We begin our discussion with Leet. The pertinent facts of that case are as follows. Having observed a vehicle pass a line of traffic stopped in a no-passing zone, Deputy Sheriff Kevin Gibbons directed the driver, Marshall Leet, to pull off the road. The Deputy Sheriff saw an open can of beer on the front seat as he approached the vehicle. The Deputy Sheriff administered a field sobriety test on Leet, and detained him, waiting for a radio check on his license status. The license status report revealed that Leet's license was expired.

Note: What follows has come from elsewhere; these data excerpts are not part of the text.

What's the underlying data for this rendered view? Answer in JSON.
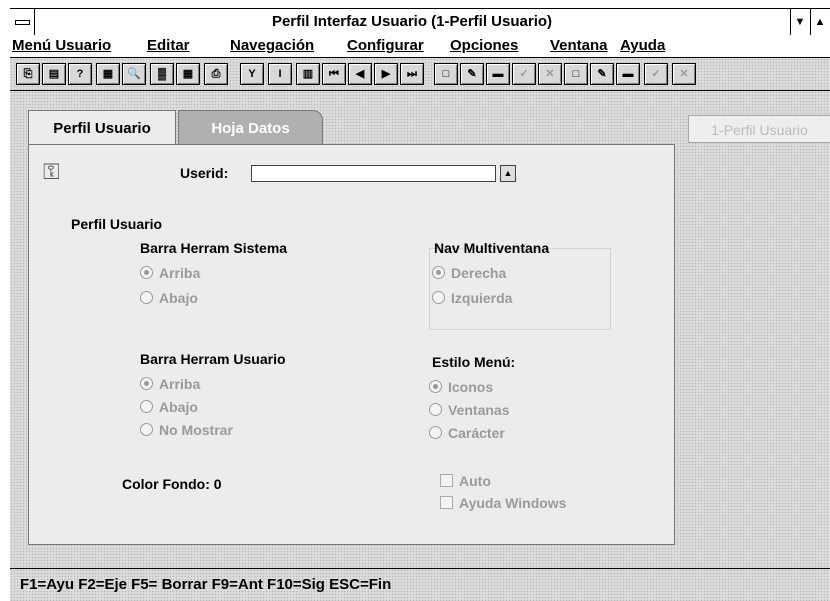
{
  "window": {
    "title": "Perfil Interfaz Usuario (1-Perfil Usuario)"
  },
  "menu": [
    "Menú Usuario",
    "Editar",
    "Navegación",
    "Configurar",
    "Opciones",
    "Ventana",
    "Ayuda"
  ],
  "tabs": {
    "active": "Perfil Usuario",
    "inactive": "Hoja Datos"
  },
  "instance_label": "1-Perfil Usuario",
  "form": {
    "userid_label": "Userid:",
    "userid_value": "",
    "section_title": "Perfil Usuario",
    "barra_sistema": {
      "title": "Barra Herram Sistema",
      "options": [
        "Arriba",
        "Abajo"
      ],
      "selected": "Arriba"
    },
    "nav_multiventana": {
      "title": "Nav Multiventana",
      "options": [
        "Derecha",
        "Izquierda"
      ],
      "selected": "Derecha"
    },
    "barra_usuario": {
      "title": "Barra Herram Usuario",
      "options": [
        "Arriba",
        "Abajo",
        "No Mostrar"
      ],
      "selected": "Arriba"
    },
    "estilo_menu": {
      "title": "Estilo Menú:",
      "options": [
        "Iconos",
        "Ventanas",
        "Carácter"
      ],
      "selected": "Iconos"
    },
    "color_fondo": "Color Fondo: 0",
    "checkboxes": [
      "Auto",
      "Ayuda Windows"
    ]
  },
  "status_bar": "F1=Ayu  F2=Eje  F5= Borrar  F9=Ant  F10=Sig  ESC=Fin",
  "toolbar_icons": [
    "copy-icon",
    "paste-icon",
    "help-cursor-icon",
    "doc-icon",
    "zoom-icon",
    "grid-icon",
    "table-icon",
    "print-icon",
    "filter-icon",
    "text-icon",
    "chart-icon",
    "first-icon",
    "prev-icon",
    "next-icon",
    "last-icon",
    "new-icon",
    "edit-icon",
    "delete-icon",
    "accept-icon",
    "cancel-icon"
  ]
}
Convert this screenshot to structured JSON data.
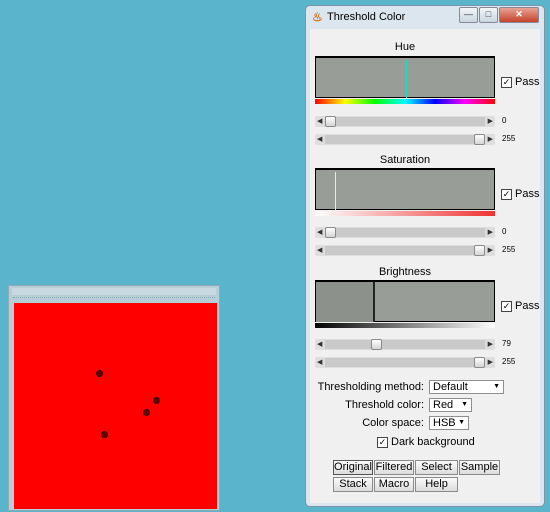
{
  "window": {
    "title": "Threshold Color",
    "min_icon": "minimize-icon",
    "max_icon": "maximize-icon",
    "close_icon": "close-icon"
  },
  "hue": {
    "title": "Hue",
    "pass_label": "Pass",
    "pass_checked": "✓",
    "min_value": "0",
    "max_value": "255",
    "min_fraction": 0.0,
    "max_fraction": 1.0
  },
  "saturation": {
    "title": "Saturation",
    "pass_label": "Pass",
    "pass_checked": "✓",
    "min_value": "0",
    "max_value": "255",
    "min_fraction": 0.0,
    "max_fraction": 1.0
  },
  "brightness": {
    "title": "Brightness",
    "pass_label": "Pass",
    "pass_checked": "✓",
    "min_value": "79",
    "max_value": "255",
    "min_fraction": 0.31,
    "max_fraction": 1.0
  },
  "options": {
    "method_label": "Thresholding method:",
    "method_value": "Default",
    "color_label": "Threshold color:",
    "color_value": "Red",
    "space_label": "Color space:",
    "space_value": "HSB",
    "dark_bg_label": "Dark background",
    "dark_bg_checked": "✓"
  },
  "buttons": {
    "original": "Original",
    "filtered": "Filtered",
    "select": "Select",
    "sample": "Sample",
    "stack": "Stack",
    "macro": "Macro",
    "help": "Help"
  },
  "colors": {
    "desktop": "#5ab4cc",
    "image_fill": "#ff0000",
    "histogram_bg": "#999d98"
  }
}
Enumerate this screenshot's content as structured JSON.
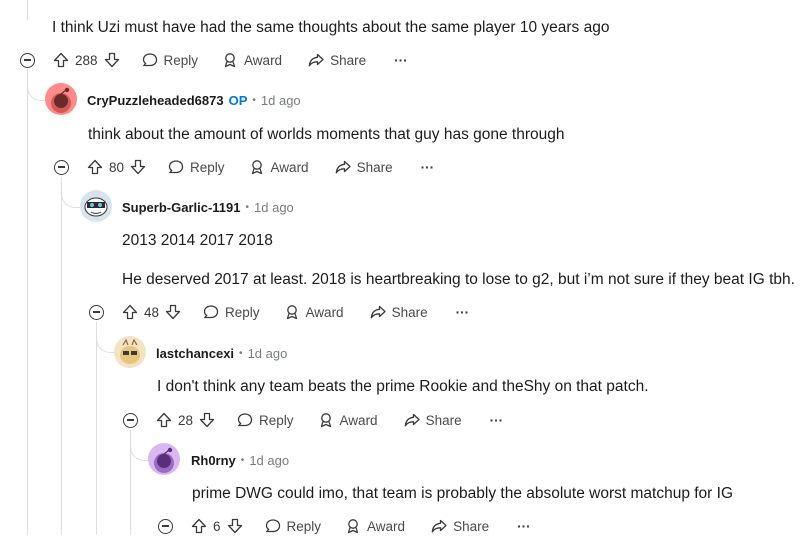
{
  "comments": [
    {
      "text": "I think Uzi must have had the same thoughts about the same player 10 years ago",
      "votes": "288"
    },
    {
      "username": "CryPuzzleheaded6873",
      "op_badge": "OP",
      "time": "1d ago",
      "text": "think about the amount of worlds moments that guy has gone through",
      "votes": "80",
      "avatar_color": "#ff8a8a"
    },
    {
      "username": "Superb-Garlic-1191",
      "time": "1d ago",
      "text": "2013 2014 2017 2018",
      "text2": "He deserved 2017 at least. 2018 is heartbreaking to lose to g2, but i’m not sure if they beat IG tbh.",
      "votes": "48",
      "avatar_color": "#d7e4ee"
    },
    {
      "username": "lastchancexi",
      "time": "1d ago",
      "text": "I don't think any team beats the prime Rookie and theShy on that patch.",
      "votes": "28",
      "avatar_color": "#f3e2c4"
    },
    {
      "username": "Rh0rny",
      "time": "1d ago",
      "text": "prime DWG could imo, that team is probably the absolute worst matchup for IG",
      "votes": "6",
      "avatar_color": "#d9b8f0"
    }
  ],
  "actions": {
    "reply": "Reply",
    "award": "Award",
    "share": "Share",
    "more": "···"
  }
}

Accordingly, Municipal Police Officer Donald Weber, who had arrived on the scene to give assistance, issued citations to Leet for driving without a valid license, for driving in a no-passing zone, and for consuming an alcoholic beverage while his vehicle was in operation. See 75 Pa.C.S. §§ 1501, 3307, 3715.

The question we considered and answered in the affirmative in Leet was "whether a deputy sheriff has authority in Pennsylvania to make a warrantless arrest for motor vehicle violations committed in his presence." Leet, 641 A.2d at 299. In our discussion, we first recognized that it is the function of the sheriff and his deputies to enforce the law. Id. at 301-02. We then considered whether the sheriff and his deputies have the authority to take the law enforcement action that was at issue—a warrantless arrest for a Vehicle Code violation. We observed that under the common law, the sheriff and his deputies are empowered to make arrests without a warrant for felonies and breaches of the peace committed in their presence. Id. at 302-03. Thus, for purposes of determining whether the warrantless arrest before us was proper, we looked to see whether that common law power has been abrogated by statute, as opposed to looking for a statute that authorized such power. Finding no abrogation, we concluded that the sheriff and his deputies may make warrantless arrests for Vehicle Code violations committed in their presence which amount to breaches of the peace. Id. at 303. We also deemed it necessary that sheriffs and deputies who enforce the Vehicle Code be required to undergo formal training. Id.4

In order to resolve Appellant's claim that the principles articulated in Leet lead to the conclusion that Chief Deputy Corwell was not authorized to charge him by citation, the threshold question that we must answer is to what extent Leet's principles apply in this case. While our analysis in Leet establishes that as a general proposition, Chief Deputy Corwell, who was with the Juniata County Sheriff's Department, was authorized to enforce the law, see Leet, 641 A.2d at 301-02,

the principles set out therein for answering the more specific question as to whether Chief Deputy Corwell was authorized to enforce the Vehicle Code by filing the Citation present another matter. This is because...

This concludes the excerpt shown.